Le rejet par certains du cinéma de Quentin Dupieux – et il n’est nullement question, ici, de jeter la pierre à ses détracteurs ; on aurait même plutôt envie de le faire envers ses adorateurs trop insistants – semble s’accentuer à mesure qu’il accélère sa cadence de tournage. Disons plutôt, c’est une impression, que ceux qui détestaient détestent toujours autant, et que ceux qui appréciaient ne cessent d’être déçus : films concepts, idées de courts-métrages, immaturité narrative. À ce titre, Daaaaaali !, avec son biopic en miettes aux multiples interprètes, énième ritournelle bouclée sur elle-même, ne déroge pas à la règle. Mais il ne faudrait pas passer trop rapidement sur ce qui fait la beauté de son cinéma, et qu’il semble creuser patiemment : le plaisir et la crainte de l’amateurisme, seulement capable de produire des micro-fictions morbides. La mort au travail dans ses récits, au sens propre dans Fumer fait tousser (2022), avec ce barracuda qui, carbonisé, ne pouvait aller au bout de son histoire, s’affirme au-delà de concepts tape-à-l’œil – exemplairement le pneu tueur de Rubber (2010). Lorsque ces amas d’incongruités frelatés trouvent une cohérence d’ensemble, ils débouchent sur un réel vertige mélancolique, celui d’un créateur en crise. Dans Daaaaaali !, les écarts figuratifs et les bifurcations rêvées sont autant de trucages qui déstabilisent une fiction en somme toute bête : un artiste qui essaye de faire un film sur un artiste.
On ne saurait être de trop pour se confronter à la figure si fantasque de Salvador Dalí.

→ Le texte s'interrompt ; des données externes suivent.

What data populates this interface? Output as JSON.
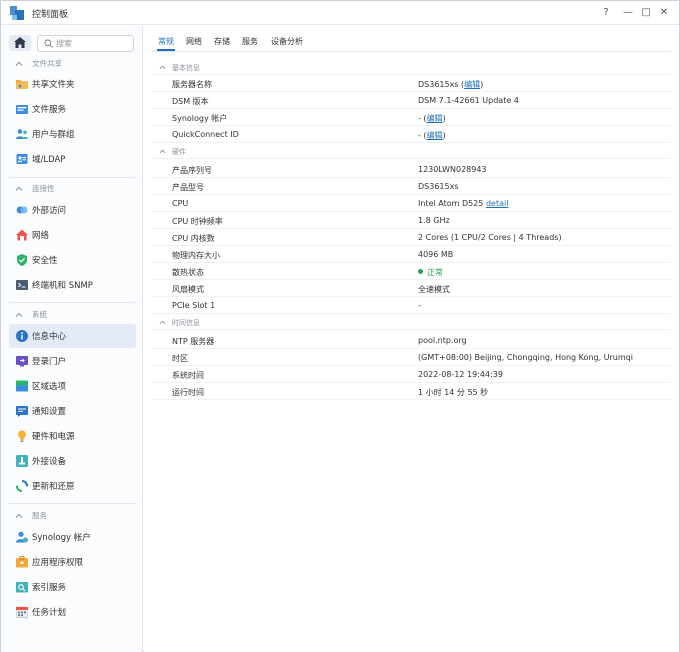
{
  "window": {
    "title": "控制面板",
    "help": "?",
    "minimize": "—",
    "maximize": "□",
    "close": "✕"
  },
  "sidebar": {
    "search_placeholder": "搜索",
    "sections": [
      {
        "title": "文件共享",
        "items": [
          {
            "label": "共享文件夹",
            "icon": "shared-folder-icon"
          },
          {
            "label": "文件服务",
            "icon": "file-services-icon"
          },
          {
            "label": "用户与群组",
            "icon": "users-groups-icon"
          },
          {
            "label": "域/LDAP",
            "icon": "domain-ldap-icon"
          }
        ]
      },
      {
        "title": "连接性",
        "items": [
          {
            "label": "外部访问",
            "icon": "external-access-icon"
          },
          {
            "label": "网络",
            "icon": "network-icon"
          },
          {
            "label": "安全性",
            "icon": "security-icon"
          },
          {
            "label": "终端机和 SNMP",
            "icon": "terminal-snmp-icon"
          }
        ]
      },
      {
        "title": "系统",
        "items": [
          {
            "label": "信息中心",
            "icon": "info-center-icon",
            "active": true
          },
          {
            "label": "登录门户",
            "icon": "login-portal-icon"
          },
          {
            "label": "区域选项",
            "icon": "regional-options-icon"
          },
          {
            "label": "通知设置",
            "icon": "notification-icon"
          },
          {
            "label": "硬件和电源",
            "icon": "hardware-power-icon"
          },
          {
            "label": "外接设备",
            "icon": "external-devices-icon"
          },
          {
            "label": "更新和还原",
            "icon": "update-restore-icon"
          }
        ]
      },
      {
        "title": "服务",
        "items": [
          {
            "label": "Synology 帐户",
            "icon": "synology-account-icon"
          },
          {
            "label": "应用程序权限",
            "icon": "app-privileges-icon"
          },
          {
            "label": "索引服务",
            "icon": "indexing-service-icon"
          },
          {
            "label": "任务计划",
            "icon": "task-scheduler-icon"
          }
        ]
      }
    ]
  },
  "tabs": [
    {
      "label": "常规",
      "active": true
    },
    {
      "label": "网络"
    },
    {
      "label": "存储"
    },
    {
      "label": "服务"
    },
    {
      "label": "设备分析"
    }
  ],
  "general": {
    "basic": {
      "title": "基本信息",
      "server_name_label": "服务器名称",
      "server_name_value": "DS3615xs",
      "dsm_label": "DSM 版本",
      "dsm_value": "DSM 7.1-42661 Update 4",
      "synology_label": "Synology 帐户",
      "synology_value": "-",
      "quickconnect_label": "QuickConnect ID",
      "quickconnect_value": "-",
      "edit": "编辑"
    },
    "hardware": {
      "title": "硬件",
      "serial_label": "产品序列号",
      "serial_value": "1230LWN028943",
      "model_label": "产品型号",
      "model_value": "DS3615xs",
      "cpu_label": "CPU",
      "cpu_value": "Intel Atom D525",
      "cpu_detail": "detail",
      "clock_label": "CPU 时钟频率",
      "clock_value": "1.8 GHz",
      "cores_label": "CPU 内核数",
      "cores_value": "2 Cores (1 CPU/2 Cores | 4 Threads)",
      "memory_label": "物理内存大小",
      "memory_value": "4096 MB",
      "thermal_label": "散热状态",
      "thermal_value": "正常",
      "fan_label": "风扇模式",
      "fan_value": "全速模式",
      "pcie_label": "PCIe Slot 1",
      "pcie_value": "-"
    },
    "time": {
      "title": "时间信息",
      "ntp_label": "NTP 服务器",
      "ntp_value": "pool.ntp.org",
      "tz_label": "时区",
      "tz_value": "(GMT+08:00) Beijing, Chongqing, Hong Kong, Urumqi",
      "systime_label": "系统时间",
      "systime_value": "2022-08-12 19:44:39",
      "uptime_label": "运行时间",
      "uptime_value": "1 小时 14 分 55 秒"
    }
  }
}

Quentin Dupieux ne s’y trompe pas et fait appel, pour incarner le peintre, à un sextet de comédiens – composé d’un quatuor principal (Edouard Baer, Jonathan Cohen, Pio Marmaï et Gilles Lellouche), d’une version plus âgée (Didier Flamand) et d’une apparition furtive (Boris Gillot). Sur le modèle de la trouvaille surréaliste de Luis Buñuel – comme il se plaisait lui-même à la nommer –, à savoir les deux Conchita (Carole Bouquet et Ángela Molina) de Cet obscur objet du désir (1977), les interversions au sein du quatuor se font sur un mode arbitraire. Aucun Dalí n’est caractérisable par rapport à un autre et chacun cède sa place sans justification narrative ou explication psychologique : peignant en extérieur une version, légèrement modifiée, de La Harpe invisible, fine et moyenne (1932), Pio Marmaï emprunte un conduit pour regagner la villa de Cadaquès ; à sa sortie, Jonathan Cohen lui a succédé ; lors du chemin inverse, c’est finalement Edouard Baer qui s’extirpe du tuyau et prend place devant le chevalet. Ces glissements poétiques, en se détachant de toute rationalité, redoublent le court-circuit opéré par les choix de casting. La biographie n’existe pas, Dalí n’est qu’un ensemble de signes (moustache, canne, chemise, accent) qui se transmet de main en main ; un héritage ne pouvant, par son poids, qu’être la propre caricature de lui-même, une devanture publicitaire – en écho aux rapports mercantiles qu’il a savamment entretenu avec elle. En somme, une signature réplicable en série, comme celle apposée par le peintre sur un tableau dont il n’est pas l’auteur, et qui constitue une parodie de son œuvre.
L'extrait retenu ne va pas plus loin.